Desafios para melhorar o precário saneamento básico brasileiro

Enviada em 29/10/2021

Durante a Idade Média, observava-se, na maioria dos locais, uma intensa ausência de limpeza nas ruas, deixando a população suscetível a diversas doenças. Sob esse prisma, vê-se que tal alusão se aproxima, substancialmente, da realidade atual quando se observa a precariedade do saneamento básico do Brasil. Essa controvérsia se deve, essencialmente, à segregação socioespacial e à negligência estatal.

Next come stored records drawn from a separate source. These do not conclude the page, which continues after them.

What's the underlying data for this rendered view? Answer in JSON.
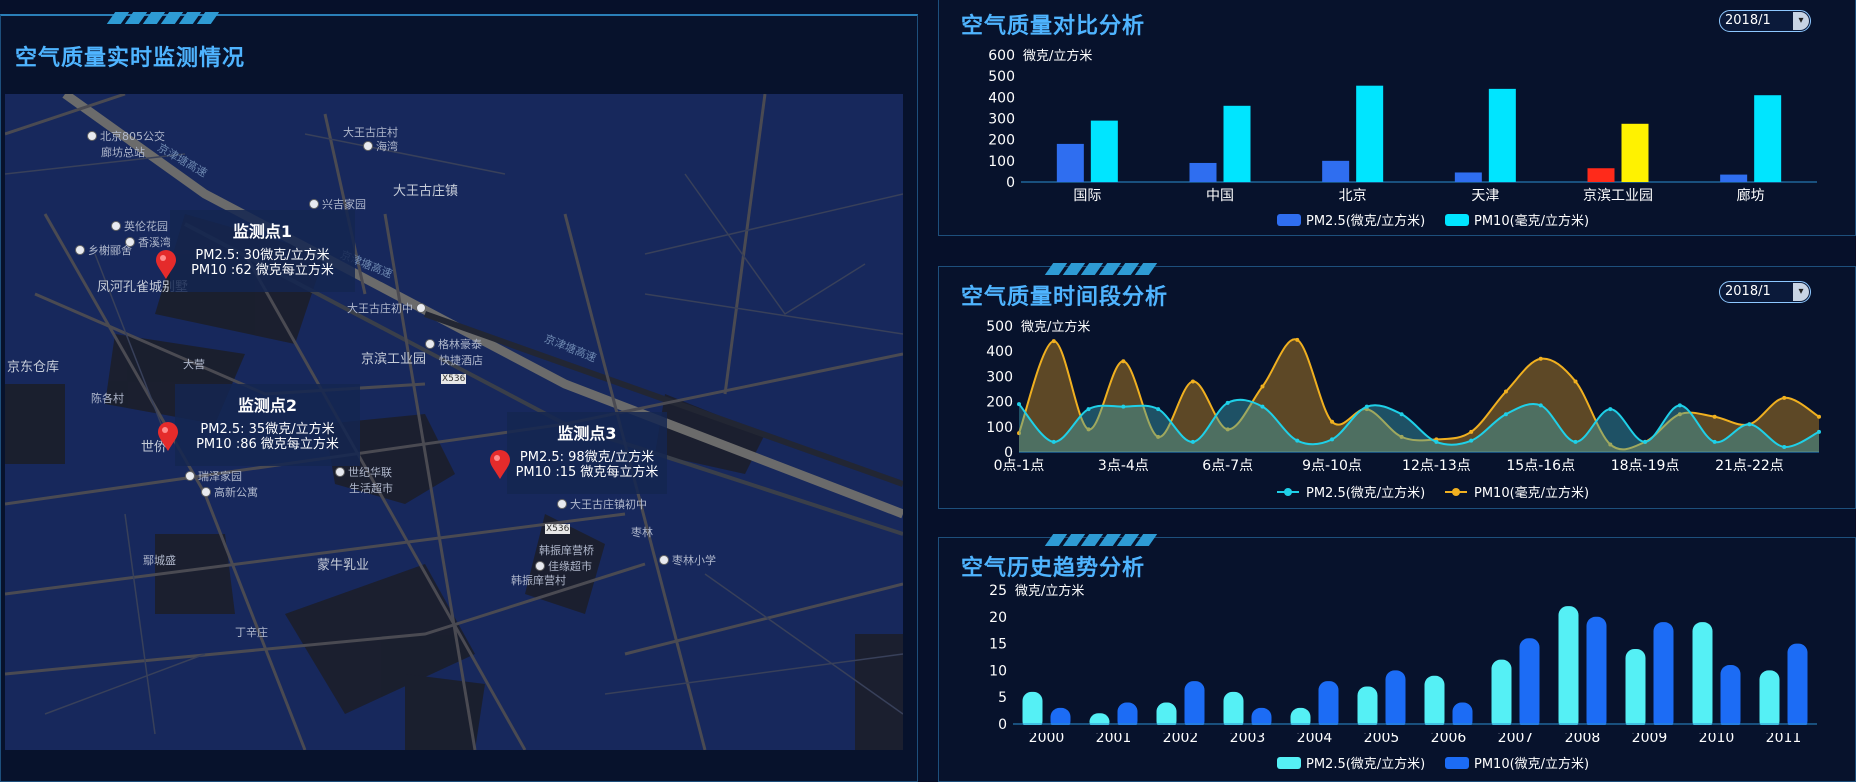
{
  "left": {
    "title": "空气质量实时监测情况",
    "map_labels": [
      {
        "text": "北京805公交",
        "sub": "廊坊总站",
        "poi": true
      },
      {
        "text": "大王古庄村",
        "poi": false
      },
      {
        "text": "海湾",
        "poi": true
      },
      {
        "text": "京津塘高速",
        "poi": false
      },
      {
        "text": "大王古庄镇",
        "poi": false
      },
      {
        "text": "兴吉家园",
        "poi": true
      },
      {
        "text": "英伦花园",
        "poi": true
      },
      {
        "text": "香溪湾",
        "poi": true
      },
      {
        "text": "乡榭郦舍",
        "poi": true
      },
      {
        "text": "凤河孔雀城别墅",
        "poi": false
      },
      {
        "text": "京津塘高速",
        "poi": false
      },
      {
        "text": "大王古庄初中",
        "poi": true
      },
      {
        "text": "京津塘高速",
        "poi": false
      },
      {
        "text": "格林豪泰",
        "sub": "快捷酒店",
        "poi": true
      },
      {
        "text": "京滨工业园",
        "poi": false
      },
      {
        "text": "京东仓库",
        "poi": false
      },
      {
        "text": "大营",
        "poi": false
      },
      {
        "text": "X536",
        "poi": false
      },
      {
        "text": "陈各村",
        "poi": false
      },
      {
        "text": "世侨",
        "poi": false
      },
      {
        "text": "瑞泽家园",
        "poi": true
      },
      {
        "text": "高新公寓",
        "poi": true
      },
      {
        "text": "世纪华联",
        "sub": "生活超市",
        "poi": true
      },
      {
        "text": "大王古庄镇初中",
        "poi": true
      },
      {
        "text": "X536",
        "poi": false
      },
      {
        "text": "枣林",
        "poi": false
      },
      {
        "text": "韩振庠营桥",
        "poi": false
      },
      {
        "text": "佳缘超市",
        "poi": true
      },
      {
        "text": "枣林小学",
        "poi": true
      },
      {
        "text": "韩振庠营村",
        "poi": false
      },
      {
        "text": "蒙牛乳业",
        "poi": false
      },
      {
        "text": "鄢城盛",
        "poi": false
      },
      {
        "text": "丁辛庄",
        "poi": false
      }
    ],
    "monitors": [
      {
        "name": "监测点1",
        "pm25": "PM2.5: 30微克/立方米",
        "pm10": "PM10 :62 微克每立方米"
      },
      {
        "name": "监测点2",
        "pm25": "PM2.5: 35微克/立方米",
        "pm10": "PM10 :86 微克每立方米"
      },
      {
        "name": "监测点3",
        "pm25": "PM2.5: 98微克/立方米",
        "pm10": "PM10 :15 微克每立方米"
      }
    ]
  },
  "panels": {
    "compare": {
      "title": "空气质量对比分析",
      "select_value": "2018/1"
    },
    "period": {
      "title": "空气质量时间段分析",
      "select_value": "2018/1"
    },
    "history": {
      "title": "空气历史趋势分析"
    }
  },
  "chart_data": [
    {
      "type": "bar",
      "title": "空气质量对比分析",
      "ylabel": "微克/立方米",
      "ylim": [
        0,
        600
      ],
      "yticks": [
        "0",
        "100",
        "200",
        "300",
        "400",
        "500",
        "600"
      ],
      "categories": [
        "国际",
        "中国",
        "北京",
        "天津",
        "京滨工业园",
        "廊坊"
      ],
      "series": [
        {
          "name": "PM2.5(微克/立方米)",
          "values": [
            180,
            90,
            100,
            45,
            65,
            35
          ],
          "color": "#2f6ef0"
        },
        {
          "name": "PM10(毫克/立方米)",
          "values": [
            290,
            360,
            455,
            440,
            275,
            410
          ],
          "color": "#00e5ff"
        }
      ],
      "highlight": {
        "category": "京滨工业园",
        "colors": [
          "#ff2a1a",
          "#fff200"
        ]
      },
      "legend": "bottom"
    },
    {
      "type": "area",
      "title": "空气质量时间段分析",
      "ylabel": "微克/立方米",
      "ylim": [
        0,
        500
      ],
      "yticks": [
        "0",
        "100",
        "200",
        "300",
        "400",
        "500"
      ],
      "xtick_labels": [
        "0点-1点",
        "3点-4点",
        "6点-7点",
        "9点-10点",
        "12点-13点",
        "15点-16点",
        "18点-19点",
        "21点-22点"
      ],
      "x_count": 24,
      "series": [
        {
          "name": "PM2.5(微克/立方米)",
          "color": "#1fd0e8",
          "values": [
            190,
            40,
            170,
            180,
            170,
            40,
            195,
            180,
            45,
            50,
            180,
            150,
            40,
            45,
            150,
            185,
            40,
            170,
            40,
            185,
            40,
            110,
            20,
            80
          ]
        },
        {
          "name": "PM10(毫克/立方米)",
          "color": "#f0b020",
          "values": [
            75,
            440,
            90,
            360,
            60,
            280,
            90,
            260,
            445,
            120,
            170,
            60,
            50,
            80,
            240,
            370,
            280,
            30,
            40,
            150,
            140,
            110,
            215,
            140
          ]
        }
      ],
      "legend": "bottom"
    },
    {
      "type": "bar",
      "title": "空气历史趋势分析",
      "ylabel": "微克/立方米",
      "ylim": [
        0,
        25
      ],
      "yticks": [
        "0",
        "5",
        "10",
        "15",
        "20",
        "25"
      ],
      "categories": [
        "2000",
        "2001",
        "2002",
        "2003",
        "2004",
        "2005",
        "2006",
        "2007",
        "2008",
        "2009",
        "2010",
        "2011"
      ],
      "series": [
        {
          "name": "PM2.5(微克/立方米)",
          "values": [
            6,
            2,
            4,
            6,
            3,
            7,
            9,
            12,
            22,
            14,
            19,
            10
          ],
          "color": "#55f0f5"
        },
        {
          "name": "PM10(微克/立方米)",
          "values": [
            3,
            4,
            8,
            3,
            8,
            10,
            4,
            16,
            20,
            19,
            11,
            15
          ],
          "color": "#1c6cf5"
        }
      ],
      "legend": "bottom"
    }
  ]
}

Primordialmente, pode-se observar as disparidades regionais fatores que agravam esse quadro. Tais consequências são geradas, segundo o geógrafo Milton Santos, pela hierarquização das regiões e intensificação da globalização. Em face disso, há uma desigualdade de recursos básicos, na qual privilegia a regiões mais centrais, enquanto as áreas periféricas são deixadas à mercê do sistema, uma vez que ele marginaliza os indivíduos não detentores de renda favorável, os quais passam a ocupar lugares insalubres e com péssimas condições de saneamento. Assim, percebe-se que esse impasse dificulta a igualdade de condições públicas e segurança para todos do corpo social.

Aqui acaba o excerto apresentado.